Levar as pessoas a extremos também é uma tática amplamente utilizada por Satanás. Se há os que esposam ideias legalistas e radicais a respeito dos escritos do espírito de profecia, há também os que os ignoram por completo. Os segundos às vezes até fazem isso em função dos primeiros. Mas uma leitura cuidadosa e sem preconceitos mostra que Ellen White foi uma mulher equilibrada em tudo o que escreveu. Portanto, os que usam seus escritos de forma inadequada e sem a devida consideração para com o contexto e a época da profetisa apenas lançam sombras sobre seu ministério. Para “ajustar o foco” a respeito da vida e obra dessa mulher singular, vale a pena ler o livro Mensageira do Senhor, de Herbert E. Douglass, e mesmo o livreto Histórias de Minha Avó, de Ella M. Robinson, neta da Sra. White (ambos da CPB).
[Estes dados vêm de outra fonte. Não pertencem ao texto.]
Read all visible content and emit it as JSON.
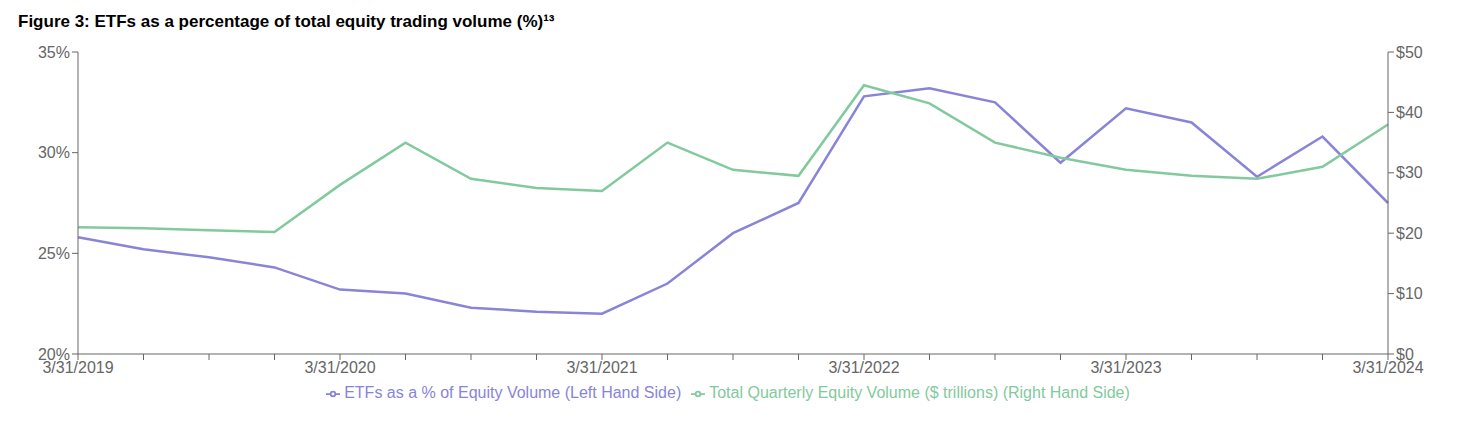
{
  "chart_data": {
    "type": "line",
    "title": "Figure 3: ETFs as a percentage of total equity trading volume (%)¹³",
    "categories": [
      "3/31/2019",
      null,
      null,
      null,
      "3/31/2020",
      null,
      null,
      null,
      "3/31/2021",
      null,
      null,
      null,
      "3/31/2022",
      null,
      null,
      null,
      "3/31/2023",
      null,
      null,
      null,
      "3/31/2024"
    ],
    "series": [
      {
        "name": "ETFs as a % of Equity Volume (Left Hand Side)",
        "values": [
          25.8,
          25.2,
          24.8,
          24.3,
          23.2,
          23.0,
          22.3,
          22.1,
          22.0,
          23.5,
          26.0,
          27.5,
          32.8,
          33.2,
          32.5,
          29.5,
          32.2,
          31.5,
          28.8,
          30.8,
          27.5
        ]
      },
      {
        "name": "Total Quarterly Equity Volume ($ trillions) (Right Hand Side)",
        "axis": "y2",
        "values": [
          21.0,
          20.8,
          20.5,
          20.2,
          28.0,
          35.0,
          29.0,
          27.5,
          27.0,
          35.0,
          30.5,
          29.5,
          44.5,
          41.5,
          35.0,
          32.5,
          30.5,
          29.5,
          29.0,
          31.0,
          38.0
        ]
      }
    ],
    "ylim": [
      20,
      35
    ],
    "yticks": [
      {
        "value": 20,
        "label": "20%"
      },
      {
        "value": 25,
        "label": "25%"
      },
      {
        "value": 30,
        "label": "30%"
      },
      {
        "value": 35,
        "label": "35%"
      }
    ],
    "y2lim": [
      0,
      50
    ],
    "y2ticks": [
      {
        "value": 0,
        "label": "$0"
      },
      {
        "value": 10,
        "label": "$10"
      },
      {
        "value": 20,
        "label": "$20"
      },
      {
        "value": 30,
        "label": "$30"
      },
      {
        "value": 40,
        "label": "$40"
      },
      {
        "value": 50,
        "label": "$50"
      }
    ],
    "grid": false,
    "legend": "bottom"
  }
}
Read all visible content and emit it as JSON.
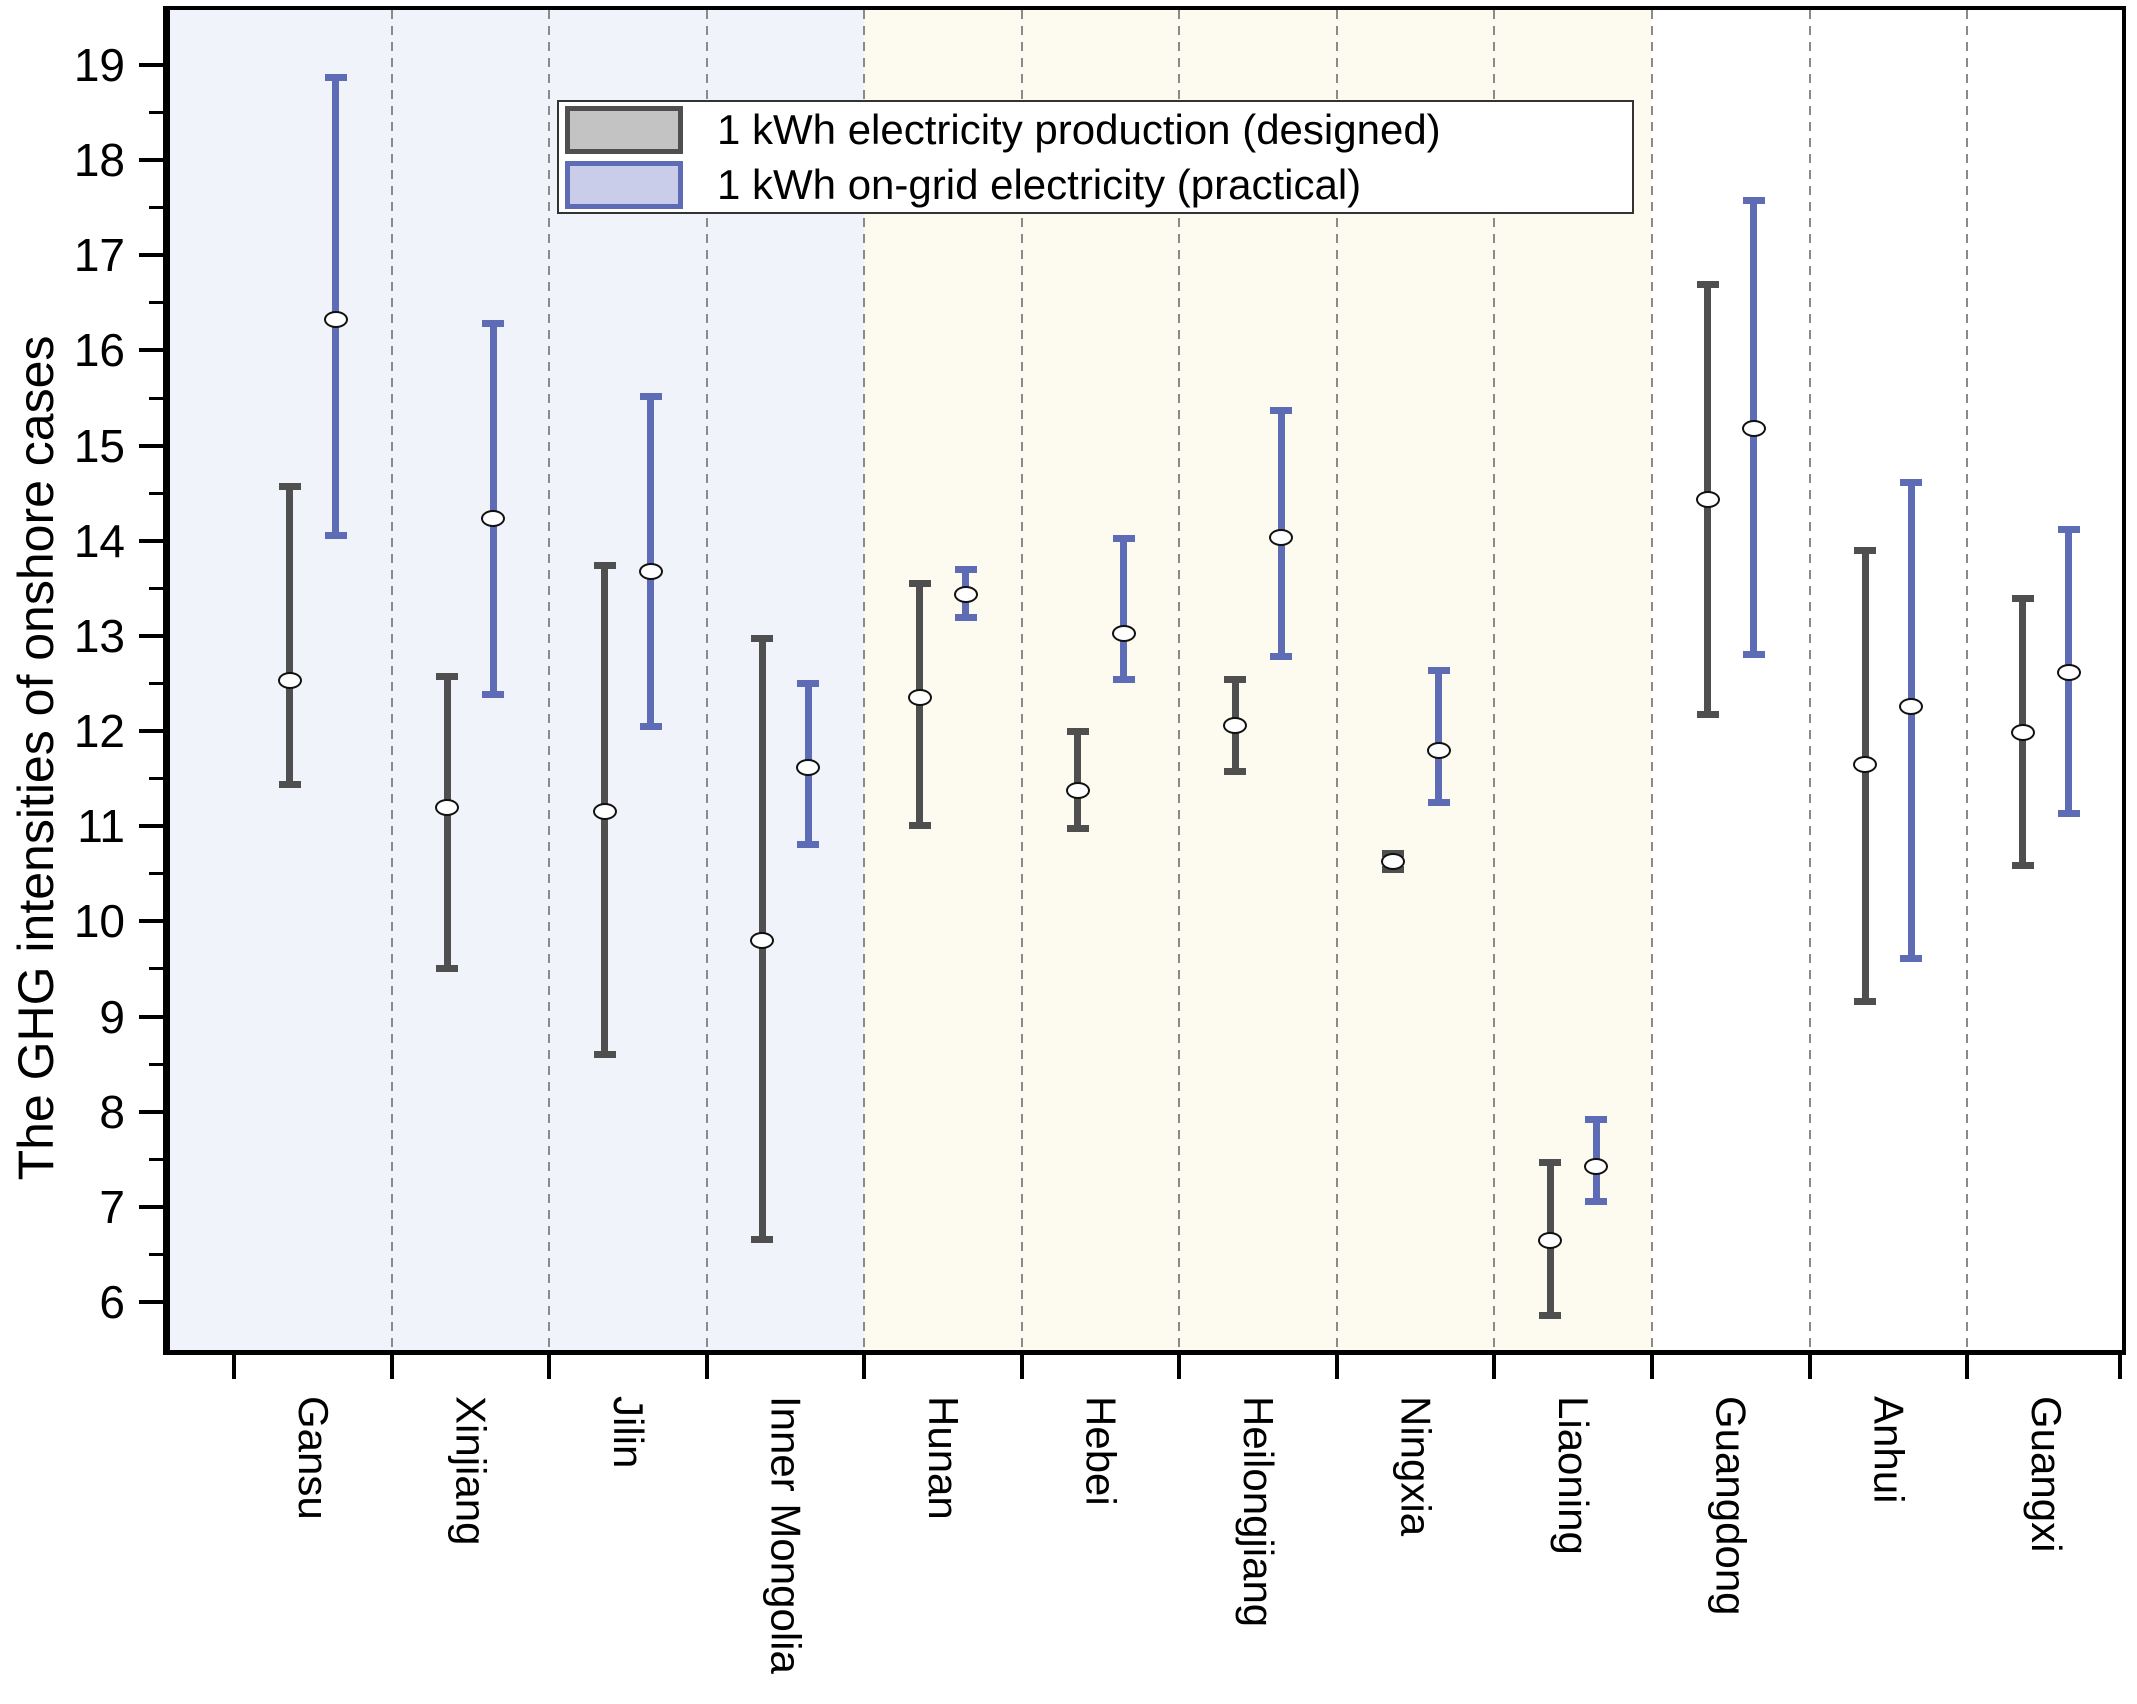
{
  "chart_data": {
    "type": "scatter",
    "subtype": "error-bar",
    "title": "",
    "xlabel": "",
    "ylabel": "The GHG intensities of onshore cases",
    "ylim": [
      5.5,
      19.6
    ],
    "yticks_major": [
      6,
      7,
      8,
      9,
      10,
      11,
      12,
      13,
      14,
      15,
      16,
      17,
      18,
      19
    ],
    "ytick_minor_values": [
      6.5,
      7.5,
      8.5,
      9.5,
      10.5,
      11.5,
      12.5,
      13.5,
      14.5,
      15.5,
      16.5,
      17.5,
      18.5
    ],
    "grid": "vertical-dashed-separators-between-categories",
    "legend_position": "top-center-inside",
    "separator_color": "#8a8a8a",
    "marker": {
      "shape": "ellipse",
      "fill": "#ffffff",
      "stroke": "#111111"
    },
    "categories": [
      "Gansu",
      "Xinjiang",
      "Jilin",
      "Inner Mongolia",
      "Hunan",
      "Hebei",
      "Heilongjiang",
      "Ningxia",
      "Liaoning",
      "Guangdong",
      "Anhui",
      "Guangxi"
    ],
    "series": [
      {
        "name": "1 kWh electricity production (designed)",
        "color": "#4f4f4f",
        "legend_fill": "#c3c3c3",
        "points": [
          {
            "y": 12.53,
            "lo": 11.43,
            "hi": 14.58
          },
          {
            "y": 11.2,
            "lo": 9.5,
            "hi": 12.58
          },
          {
            "y": 11.15,
            "lo": 8.6,
            "hi": 13.74
          },
          {
            "y": 9.8,
            "lo": 6.65,
            "hi": 12.98
          },
          {
            "y": 12.35,
            "lo": 11.0,
            "hi": 13.56
          },
          {
            "y": 11.38,
            "lo": 10.97,
            "hi": 12.0
          },
          {
            "y": 12.06,
            "lo": 11.57,
            "hi": 12.55
          },
          {
            "y": 10.63,
            "lo": 10.54,
            "hi": 10.72
          },
          {
            "y": 6.65,
            "lo": 5.85,
            "hi": 7.47
          },
          {
            "y": 14.43,
            "lo": 12.17,
            "hi": 16.7
          },
          {
            "y": 11.65,
            "lo": 9.15,
            "hi": 13.9
          },
          {
            "y": 11.98,
            "lo": 10.58,
            "hi": 13.4
          }
        ]
      },
      {
        "name": "1 kWh on-grid electricity (practical)",
        "color": "#5d6cb4",
        "legend_fill": "#c9cde9",
        "points": [
          {
            "y": 16.33,
            "lo": 14.05,
            "hi": 18.87
          },
          {
            "y": 14.23,
            "lo": 12.38,
            "hi": 16.29
          },
          {
            "y": 13.68,
            "lo": 12.04,
            "hi": 15.52
          },
          {
            "y": 11.62,
            "lo": 10.8,
            "hi": 12.5
          },
          {
            "y": 13.44,
            "lo": 13.19,
            "hi": 13.7
          },
          {
            "y": 13.02,
            "lo": 12.54,
            "hi": 14.03
          },
          {
            "y": 14.03,
            "lo": 12.78,
            "hi": 15.37
          },
          {
            "y": 11.8,
            "lo": 11.24,
            "hi": 12.64
          },
          {
            "y": 7.42,
            "lo": 7.05,
            "hi": 7.92
          },
          {
            "y": 15.18,
            "lo": 12.8,
            "hi": 17.58
          },
          {
            "y": 12.26,
            "lo": 9.6,
            "hi": 14.62
          },
          {
            "y": 12.62,
            "lo": 11.13,
            "hi": 14.12
          }
        ]
      }
    ],
    "bands": [
      {
        "from_category": 0,
        "to_category": 3,
        "color": "#f0f4fa"
      },
      {
        "from_category": 4,
        "to_category": 8,
        "color": "#fdfaef"
      },
      {
        "from_category": 9,
        "to_category": 11,
        "color": "#ffffff"
      }
    ]
  }
}
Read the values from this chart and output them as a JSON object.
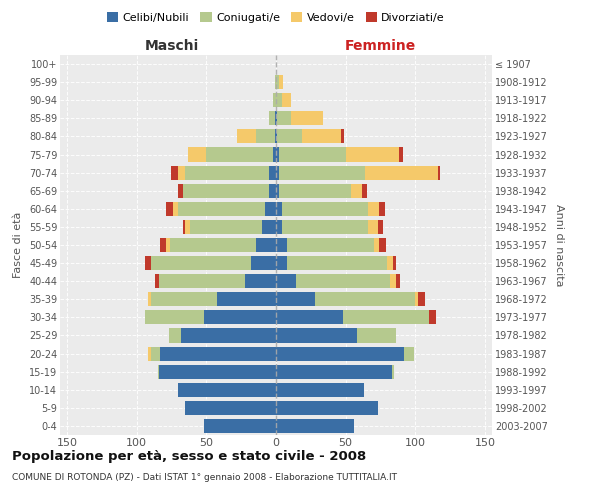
{
  "age_groups": [
    "100+",
    "95-99",
    "90-94",
    "85-89",
    "80-84",
    "75-79",
    "70-74",
    "65-69",
    "60-64",
    "55-59",
    "50-54",
    "45-49",
    "40-44",
    "35-39",
    "30-34",
    "25-29",
    "20-24",
    "15-19",
    "10-14",
    "5-9",
    "0-4"
  ],
  "birth_years": [
    "≤ 1907",
    "1908-1912",
    "1913-1917",
    "1918-1922",
    "1923-1927",
    "1928-1932",
    "1933-1937",
    "1938-1942",
    "1943-1947",
    "1948-1952",
    "1953-1957",
    "1958-1962",
    "1963-1967",
    "1968-1972",
    "1973-1977",
    "1978-1982",
    "1983-1987",
    "1988-1992",
    "1993-1997",
    "1998-2002",
    "2003-2007"
  ],
  "males_celibi": [
    0,
    0,
    0,
    1,
    1,
    2,
    5,
    5,
    8,
    10,
    14,
    18,
    22,
    42,
    52,
    68,
    83,
    84,
    70,
    65,
    52
  ],
  "males_coniugati": [
    0,
    1,
    2,
    4,
    13,
    48,
    60,
    62,
    62,
    52,
    62,
    72,
    62,
    48,
    42,
    9,
    7,
    1,
    0,
    0,
    0
  ],
  "males_vedovi": [
    0,
    0,
    0,
    0,
    14,
    13,
    5,
    0,
    4,
    3,
    3,
    0,
    0,
    2,
    0,
    0,
    2,
    0,
    0,
    0,
    0
  ],
  "males_divorziati": [
    0,
    0,
    0,
    0,
    0,
    0,
    5,
    3,
    5,
    2,
    4,
    4,
    3,
    0,
    0,
    0,
    0,
    0,
    0,
    0,
    0
  ],
  "fem_nubili": [
    0,
    0,
    0,
    1,
    1,
    2,
    2,
    2,
    4,
    4,
    8,
    8,
    14,
    28,
    48,
    58,
    92,
    83,
    63,
    73,
    56
  ],
  "fem_coniugate": [
    0,
    2,
    4,
    10,
    18,
    48,
    62,
    52,
    62,
    62,
    62,
    72,
    68,
    72,
    62,
    28,
    7,
    2,
    0,
    0,
    0
  ],
  "fem_vedove": [
    0,
    3,
    7,
    23,
    28,
    38,
    52,
    8,
    8,
    7,
    4,
    4,
    4,
    2,
    0,
    0,
    0,
    0,
    0,
    0,
    0
  ],
  "fem_divorziate": [
    0,
    0,
    0,
    0,
    2,
    3,
    2,
    3,
    4,
    4,
    5,
    2,
    3,
    5,
    5,
    0,
    0,
    0,
    0,
    0,
    0
  ],
  "color_celibi": "#3a6ea5",
  "color_coniugati": "#b5c98e",
  "color_vedovi": "#f5c96a",
  "color_divorziati": "#c0392b",
  "legend_labels": [
    "Celibi/Nubili",
    "Coniugati/e",
    "Vedovi/e",
    "Divorziati/e"
  ],
  "title": "Popolazione per età, sesso e stato civile - 2008",
  "subtitle": "COMUNE DI ROTONDA (PZ) - Dati ISTAT 1° gennaio 2008 - Elaborazione TUTTITALIA.IT",
  "label_maschi": "Maschi",
  "label_femmine": "Femmine",
  "label_fasce": "Fasce di età",
  "label_anni": "Anni di nascita",
  "xlim": 155,
  "bar_height": 0.78
}
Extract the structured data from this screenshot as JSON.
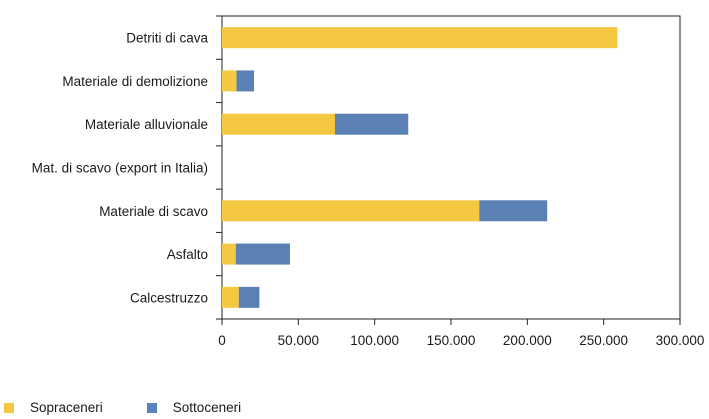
{
  "chart_data": {
    "type": "bar",
    "orientation": "horizontal",
    "stacked": true,
    "title": "",
    "xlabel": "",
    "ylabel": "",
    "categories": [
      "Detriti di cava",
      "Materiale di demolizione",
      "Materiale alluvionale",
      "Mat. di scavo (export in Italia)",
      "Materiale di scavo",
      "Asfalto",
      "Calcestruzzo"
    ],
    "series": [
      {
        "name": "Sopraceneri",
        "color": "#f5c842",
        "values": [
          259000,
          9500,
          74000,
          0,
          168500,
          9000,
          11000
        ]
      },
      {
        "name": "Sottoceneri",
        "color": "#5b80b4",
        "values": [
          0,
          11500,
          48000,
          0,
          44500,
          35500,
          13500
        ]
      }
    ],
    "xlim": [
      0,
      300000
    ],
    "xticks": [
      0,
      50000,
      100000,
      150000,
      200000,
      250000,
      300000
    ],
    "xtick_labels": [
      "0",
      "50.000",
      "100.000",
      "150.000",
      "200.000",
      "250.000",
      "300.000"
    ],
    "grid": false,
    "legend_position": "bottom-left"
  },
  "legend": [
    {
      "label": "Sopraceneri",
      "color": "#f5c842"
    },
    {
      "label": "Sottoceneri",
      "color": "#5b80b4"
    }
  ]
}
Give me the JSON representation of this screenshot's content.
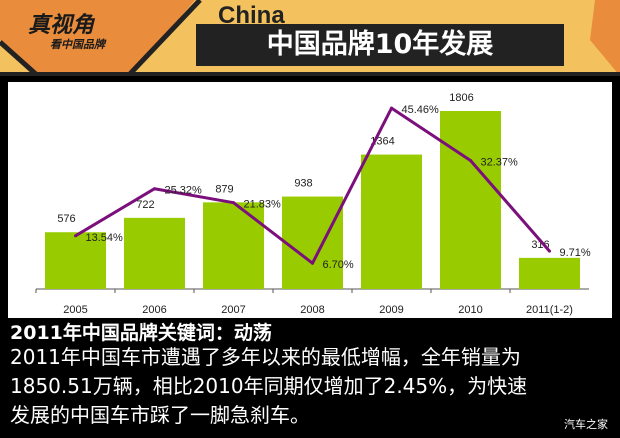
{
  "banner": {
    "logo_main": "真视角",
    "logo_sub": "看中国品牌",
    "china_word": "China",
    "title": "中国品牌10年发展"
  },
  "chart_data": {
    "type": "bar",
    "categories": [
      "2005",
      "2006",
      "2007",
      "2008",
      "2009",
      "2010",
      "2011(1-2)"
    ],
    "series": [
      {
        "name": "sales",
        "type": "bar",
        "values": [
          576,
          722,
          879,
          938,
          1364,
          1806,
          316
        ],
        "labels": [
          "576",
          "722",
          "879",
          "938",
          "1364",
          "1806",
          "316"
        ],
        "color": "#99cc00"
      },
      {
        "name": "growth",
        "type": "line",
        "values": [
          13.54,
          25.32,
          21.83,
          6.7,
          45.46,
          32.37,
          9.71
        ],
        "labels": [
          "13.54%",
          "25.32%",
          "21.83%",
          "6.70%",
          "45.46%",
          "32.37%",
          "9.71%"
        ],
        "color": "#7b0f7b"
      }
    ],
    "title": "",
    "xlabel": "",
    "ylabel": "",
    "ylim": [
      0,
      1806
    ],
    "y2lim": [
      0,
      50
    ],
    "grid": false,
    "legend": "none"
  },
  "text": {
    "keyword": "2011年中国品牌关键词：动荡",
    "lines": [
      "2011年中国车市遭遇了多年以来的最低增幅，全年销量为",
      "1850.51万辆，相比2010年同期仅增加了2.45%，为快速",
      "发展的中国车市踩了一脚急刹车。"
    ],
    "watermark": "汽车之家"
  }
}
Embora saibamos que a Bíblia é nossa única regra de fé e prática, e que os escritos de Ellen White são, como ela mesma diz, uma luz menor que conduz à luz maior, a negação da inspiração de tais escritos é algo muito sério. No livro Mensagens Escolhidas, volume 1, página 48, está escrito que “será ateado contra os testemunhos um ódio satânico. […] Satanás não pode achar caminho tão fácil para introduzir seus enganos e prender almas em seus embustes se as advertências e repreensões e conselhos do espírito de profecia forem atendidos”.

No mesmo livro, à página 84, é dito que “uma coisa é certa: os adventistas do sétimo dia que tomarem sua posição sob o estandarte de Satanás, primeiramente renunciarão à sua fé nas advertências e reprovações contidas nos testemunhos do Espírito de Deus”.

É curioso notar como há pessoas que vivem à caça de ideias especulativas que invariavelmente tendem a desviar a atenção do que realmente é essencial. Encontram as mais esdrúxulas “revelações”, tanto na Bíblia quanto no espírito de profecia. Quanto a isso, também, a mensageira do Senhor é bem clara: “Não devem ser promovidas ideias especulativas, pois há mentes singulares que gostam de apegar-se a um ponto que outros não aceitam, e argumentar e atrair tudo para aquele único ponto, insistindo nele, ampliando-o, quando ele na verdade não é de importância vital e será entendido de maneira discordante. Duas vezes me foi mostrado que se deve conservar em segundo plano tudo o que for de natureza a levar nossos pastores a divergirem dos pontos que são agora essenciais para este tempo” (Ellen G. White, Carta 37, 1887 [Manuscript Releases, v. 15, p. 20-22]).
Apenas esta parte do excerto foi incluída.